What is popularly known as the Mediterranean diet can cut the rate of CHD by as much as 70%. The key ingredients that make this diet effective are an increase in veggies, nuts, and olives and the elimination of processed foods and sugars and low animal fat consumption. Research and statistics clearly show that a plant-based or plant-centered diet high in fiber, low in saturated and trans fats (solid at room temperature) and sugar is optimal for keeping the heart healthy. A diet that emphasizes vegetables, legumes, fruits, unrefined whole grains and nuts is optimal. Nuts in particular show an amazing ability to reverse plaque progression in arteries and cut the risk of strokes (PREDIMED, 2014) For people who do not want to eat a plant-based diet, reduce the amount of red and white meat and eggs and instead eat fish with larger portions of vegetables, legumes, nuts and fruits.
Omega fatty acids play a key role in cell and hormonal function. One in particular, omega-3 fatty acid, helps reduce the presence of cardiovascular disease and inflammation and increases good HDL cholesterol while reducing LDL cholesterol. It is only available from certain food sources. Omega-3 is found in higher concentration in fish, like sardines, salmon, trout, cod and krill. For vegetarians and vegans, there are non-animal sources of omega-3, like flax and chia seeds, almonds, walnuts, aglae, mache, and olives.
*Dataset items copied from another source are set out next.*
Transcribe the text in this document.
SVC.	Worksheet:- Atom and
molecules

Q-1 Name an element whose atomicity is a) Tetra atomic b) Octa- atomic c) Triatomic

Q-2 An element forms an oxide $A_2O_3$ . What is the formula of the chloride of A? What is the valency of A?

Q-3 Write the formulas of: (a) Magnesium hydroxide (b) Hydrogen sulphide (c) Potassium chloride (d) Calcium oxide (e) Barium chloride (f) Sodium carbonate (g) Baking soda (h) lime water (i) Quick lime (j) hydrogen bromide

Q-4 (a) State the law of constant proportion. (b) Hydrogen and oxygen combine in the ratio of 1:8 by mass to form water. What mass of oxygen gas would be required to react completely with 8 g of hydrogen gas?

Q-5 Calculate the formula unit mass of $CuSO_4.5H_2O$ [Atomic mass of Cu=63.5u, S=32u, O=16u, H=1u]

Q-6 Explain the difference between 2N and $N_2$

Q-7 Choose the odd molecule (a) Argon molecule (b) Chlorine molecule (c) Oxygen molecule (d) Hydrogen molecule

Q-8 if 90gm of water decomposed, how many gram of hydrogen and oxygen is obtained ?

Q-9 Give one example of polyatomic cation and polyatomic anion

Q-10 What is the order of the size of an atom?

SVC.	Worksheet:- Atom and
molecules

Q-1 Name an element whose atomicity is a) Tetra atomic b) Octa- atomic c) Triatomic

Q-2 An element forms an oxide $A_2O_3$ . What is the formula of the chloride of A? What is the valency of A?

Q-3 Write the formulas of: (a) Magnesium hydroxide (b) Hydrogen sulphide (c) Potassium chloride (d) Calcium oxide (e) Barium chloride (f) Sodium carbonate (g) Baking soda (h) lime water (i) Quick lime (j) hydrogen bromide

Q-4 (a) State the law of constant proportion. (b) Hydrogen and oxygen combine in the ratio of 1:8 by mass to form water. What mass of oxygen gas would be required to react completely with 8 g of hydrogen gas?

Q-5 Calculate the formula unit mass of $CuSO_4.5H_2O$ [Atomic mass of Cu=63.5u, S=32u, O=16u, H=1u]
A 2010 study (Pmed) found that increasing polyunsaturated fat (found in vegetables like soybeans and olives) in place of saturated and trans fats from animals, results in a significant decrease in instances of heart disease.
Being overweight (particularly a large waist size) or obese is a significant risk factor for CHD as well as diabetes. Eating a low calorie diet and getting enough exercise is critical. In addition to helping maintain a healthy weight, apples, almonds, walnuts, chickpeas, grapes, and blueberries stand out as particularly beneficial for the heart. Refined flour and sugar can cause weight gain, glucose and insulin imbalances and inflammation, which creates the perfect conditions for heart disease and diabetes. Uncontrolled blood sugar levels found in diabetics, increases the risk of heart disease. The American Heart Association estimates that at least 65% of diabetics die of some sort of heart or blood vessel disease.
People who ate soy, nuts and certain fibers were able to lower their cholesterol levels more than those who ate a diet low in saturated fat, thus further lowering the risk of heart disease and stroke (JAMA, 2011). Flavonoids (phytonutrients and antioxidants), found in fruits and vegetables are especially high in onions, citrus, green tea, berries, red grapes and wine, dark greens and chocolate, have a particularly beneficial effect on the heart. This is good news for chocolate lovers, if you eat chocolate with high coco levels and low sugar. Flavonoids can enhance the function of the lining of blood vessels and inhibit cellular inflammation in ways that exceed other compounds.
For maximum heart health, avoid foods containing partially hydrogenated vegetable oils, palm oil, cholesterol, and high-sodium. These are often found in large quantities in processed or packaged and junk foods. Most people consume nearly double the sodium they need, and many packaged foods and restaurants use higher than healthy quantities. High sodium also contributes to hypertension. The average person could easily cut their sodium intake by half and would benefit greatly and not miss it.
A healthy diet doesn’t need to be boring or difficult to achieve. You don’t need statin medication to lower bad cholesterol. Start with small changes, and your body will adapt. There are many more dietary options available now than in the past. Businesses and restaurants are changing to fit the needs of healthy-wise consumers.